READ WIDELY is my advice to serious students within any discipline. Why? Because, notwithstanding the manner in which students and the public are informed, there actually is no "consensus." Take, for example just the relationship between the Toltec city of Tula and the Toltec portion of Chichen Itza. Depending upon which professor or which professional archaeologist you speak to, you will NOT get the straightforward answer you seek. Each will generally assert with confidence which came first, it's relationship to Quetzalcoatl and other characters. However, is the particular opinion based upon a long chronology or a short chronology? How many carbon-14 dates are available, and are they well-synchronized with other data? Are the ceramic phases (if any) substantial, even published? To glimpse just how broad and deep archaeological questions can be, see the following Tula/Chichen Itza discussion:

I know some will respond, “Tell that to the geezer heading or sitting on your dissertation committee.” Believe me, I get it! My honor's thesis was blocked at Tulane University even though I had won the New Orleans Geological Society scholarship as the top student in 1981. It wasn't blocked for academic reasons. It was blocked simply because the teacher of one of my fondest classes, micropaleontology, a great professor and learned advisor was offended because I addressed comments pertaining to uniformitarianism made by the authors of one of the textbooks, written by two friends of his at a consorting institution in another state. Hey, if you put it in print, you've entered the public forum. If it's a textbook, you're a candidate for the Inquisition, because students are reading (and in all likelihood believing) what you have written. Don't expect to hide from open arguments against your assertions. That's my opinion.

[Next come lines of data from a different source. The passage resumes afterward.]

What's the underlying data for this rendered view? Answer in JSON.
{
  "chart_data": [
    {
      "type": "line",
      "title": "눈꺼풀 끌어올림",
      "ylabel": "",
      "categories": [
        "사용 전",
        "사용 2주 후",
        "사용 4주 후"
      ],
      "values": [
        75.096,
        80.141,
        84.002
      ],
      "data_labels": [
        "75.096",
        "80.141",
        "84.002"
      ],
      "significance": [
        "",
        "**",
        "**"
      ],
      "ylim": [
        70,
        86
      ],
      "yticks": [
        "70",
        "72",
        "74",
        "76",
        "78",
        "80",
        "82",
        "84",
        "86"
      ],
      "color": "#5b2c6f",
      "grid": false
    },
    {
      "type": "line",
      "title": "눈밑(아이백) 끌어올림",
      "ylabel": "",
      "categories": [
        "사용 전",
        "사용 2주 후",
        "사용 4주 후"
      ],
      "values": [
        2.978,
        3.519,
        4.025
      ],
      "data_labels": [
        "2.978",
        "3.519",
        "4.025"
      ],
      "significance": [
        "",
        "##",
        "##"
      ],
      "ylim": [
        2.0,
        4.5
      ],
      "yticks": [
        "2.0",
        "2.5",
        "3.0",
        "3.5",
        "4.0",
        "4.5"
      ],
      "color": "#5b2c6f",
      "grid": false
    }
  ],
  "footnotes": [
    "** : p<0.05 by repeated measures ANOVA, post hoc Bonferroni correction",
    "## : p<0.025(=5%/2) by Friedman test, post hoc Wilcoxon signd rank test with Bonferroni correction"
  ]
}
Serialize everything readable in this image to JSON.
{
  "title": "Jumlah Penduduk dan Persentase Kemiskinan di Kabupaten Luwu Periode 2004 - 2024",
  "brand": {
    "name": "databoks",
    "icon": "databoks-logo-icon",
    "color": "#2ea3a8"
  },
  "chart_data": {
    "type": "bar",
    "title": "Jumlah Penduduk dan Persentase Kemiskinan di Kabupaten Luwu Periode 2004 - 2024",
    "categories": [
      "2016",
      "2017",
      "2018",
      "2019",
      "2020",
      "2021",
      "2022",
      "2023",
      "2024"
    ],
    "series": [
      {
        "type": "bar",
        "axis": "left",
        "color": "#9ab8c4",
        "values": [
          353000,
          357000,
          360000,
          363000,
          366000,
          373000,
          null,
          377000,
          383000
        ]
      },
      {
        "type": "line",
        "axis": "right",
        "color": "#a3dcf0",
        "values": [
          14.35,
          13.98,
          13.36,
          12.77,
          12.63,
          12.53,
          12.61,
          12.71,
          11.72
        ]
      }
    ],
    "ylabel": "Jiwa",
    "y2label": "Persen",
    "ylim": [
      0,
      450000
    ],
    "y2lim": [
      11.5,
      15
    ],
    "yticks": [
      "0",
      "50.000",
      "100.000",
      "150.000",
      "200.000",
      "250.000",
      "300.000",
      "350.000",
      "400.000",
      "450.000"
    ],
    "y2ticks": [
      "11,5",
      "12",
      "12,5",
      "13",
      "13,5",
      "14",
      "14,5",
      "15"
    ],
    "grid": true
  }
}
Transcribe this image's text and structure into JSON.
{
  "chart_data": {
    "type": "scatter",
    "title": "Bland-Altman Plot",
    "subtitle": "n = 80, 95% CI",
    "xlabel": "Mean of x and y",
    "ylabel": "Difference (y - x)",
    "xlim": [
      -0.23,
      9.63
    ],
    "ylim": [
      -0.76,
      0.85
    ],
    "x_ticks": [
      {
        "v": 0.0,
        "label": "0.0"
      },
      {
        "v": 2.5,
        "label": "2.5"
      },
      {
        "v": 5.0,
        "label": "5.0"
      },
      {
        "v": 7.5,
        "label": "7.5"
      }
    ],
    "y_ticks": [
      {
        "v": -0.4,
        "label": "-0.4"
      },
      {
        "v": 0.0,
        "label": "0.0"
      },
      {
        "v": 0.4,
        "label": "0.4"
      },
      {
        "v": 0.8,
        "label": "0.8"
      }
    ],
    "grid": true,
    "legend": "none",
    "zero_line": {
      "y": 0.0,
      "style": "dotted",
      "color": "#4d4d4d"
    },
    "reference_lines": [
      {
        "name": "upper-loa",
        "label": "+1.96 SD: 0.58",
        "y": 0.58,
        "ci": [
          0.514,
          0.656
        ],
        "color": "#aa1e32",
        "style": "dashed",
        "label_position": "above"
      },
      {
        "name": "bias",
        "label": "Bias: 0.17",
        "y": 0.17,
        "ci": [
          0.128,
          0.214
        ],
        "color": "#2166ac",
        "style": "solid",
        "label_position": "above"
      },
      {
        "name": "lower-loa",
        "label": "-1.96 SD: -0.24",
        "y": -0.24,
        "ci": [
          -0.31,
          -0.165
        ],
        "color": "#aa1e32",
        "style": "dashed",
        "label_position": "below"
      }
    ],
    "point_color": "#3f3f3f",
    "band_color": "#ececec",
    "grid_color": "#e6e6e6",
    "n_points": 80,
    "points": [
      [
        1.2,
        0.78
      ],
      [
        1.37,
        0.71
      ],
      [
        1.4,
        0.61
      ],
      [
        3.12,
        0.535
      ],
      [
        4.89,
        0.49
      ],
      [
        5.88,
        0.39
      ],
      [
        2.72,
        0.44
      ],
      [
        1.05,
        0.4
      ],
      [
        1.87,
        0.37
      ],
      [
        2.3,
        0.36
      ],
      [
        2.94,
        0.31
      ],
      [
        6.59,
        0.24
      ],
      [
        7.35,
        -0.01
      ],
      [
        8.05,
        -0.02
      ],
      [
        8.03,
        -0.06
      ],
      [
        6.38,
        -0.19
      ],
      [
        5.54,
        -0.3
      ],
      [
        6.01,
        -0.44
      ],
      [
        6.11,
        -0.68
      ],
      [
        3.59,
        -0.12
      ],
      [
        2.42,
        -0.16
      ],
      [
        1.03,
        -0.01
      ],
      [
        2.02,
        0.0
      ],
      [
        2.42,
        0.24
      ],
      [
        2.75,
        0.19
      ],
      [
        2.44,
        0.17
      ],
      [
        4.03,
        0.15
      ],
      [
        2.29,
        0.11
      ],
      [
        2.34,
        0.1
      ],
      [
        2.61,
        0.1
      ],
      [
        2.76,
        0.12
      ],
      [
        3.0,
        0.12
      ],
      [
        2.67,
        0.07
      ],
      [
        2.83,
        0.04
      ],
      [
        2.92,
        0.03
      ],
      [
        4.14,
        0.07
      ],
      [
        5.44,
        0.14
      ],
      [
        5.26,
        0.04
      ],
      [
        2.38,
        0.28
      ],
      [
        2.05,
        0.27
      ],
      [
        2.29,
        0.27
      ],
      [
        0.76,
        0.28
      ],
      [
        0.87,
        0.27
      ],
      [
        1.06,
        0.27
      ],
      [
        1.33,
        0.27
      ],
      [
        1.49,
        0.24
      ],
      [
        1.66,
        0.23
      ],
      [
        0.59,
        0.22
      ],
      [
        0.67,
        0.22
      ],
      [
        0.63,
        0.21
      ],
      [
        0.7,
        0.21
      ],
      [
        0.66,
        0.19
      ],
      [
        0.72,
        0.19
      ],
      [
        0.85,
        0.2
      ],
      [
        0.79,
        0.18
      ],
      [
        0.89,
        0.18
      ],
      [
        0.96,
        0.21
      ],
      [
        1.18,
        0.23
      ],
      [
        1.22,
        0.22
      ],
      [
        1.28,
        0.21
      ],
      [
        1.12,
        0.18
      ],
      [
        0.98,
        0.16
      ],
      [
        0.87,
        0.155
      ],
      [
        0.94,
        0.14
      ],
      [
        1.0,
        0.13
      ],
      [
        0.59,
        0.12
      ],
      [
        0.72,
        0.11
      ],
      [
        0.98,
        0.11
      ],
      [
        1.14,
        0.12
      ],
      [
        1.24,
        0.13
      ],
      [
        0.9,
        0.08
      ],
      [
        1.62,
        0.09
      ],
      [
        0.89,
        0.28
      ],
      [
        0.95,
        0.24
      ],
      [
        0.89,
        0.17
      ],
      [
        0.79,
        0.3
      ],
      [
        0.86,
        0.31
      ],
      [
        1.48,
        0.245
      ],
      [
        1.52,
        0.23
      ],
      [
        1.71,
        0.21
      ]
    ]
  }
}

Interestingly, a few years later, a new geology department chair, who had been the Dean of Science the year of my graduation, contacted me, apologizing for how I had been treated, and asserting that the geology department would now be happy to publish my honors thesis. Why? It wasn't really from a sense of institutional shame or personal embarrassment about having watched my thesis be blocked. It was because important new work being done at Berkeley had put catastrophism in the forefront of geological opinion, markedly due to the discovery not only of tektite falls off the coast of the Yucatan peninsula of Mexico marking the spot of meteoric impact, but also of a global iridium anomaly(a mineral rare in the earth's crust, but rich in meteorites) which correlates to the Cretaceous extinction, and is potentially typical of the most sudden and horrific extinctions that terminated other geologic ages, such as the Permian extinction. Had my thesis not been blocked, it would have put Tulane geology in good company. Quien sabe?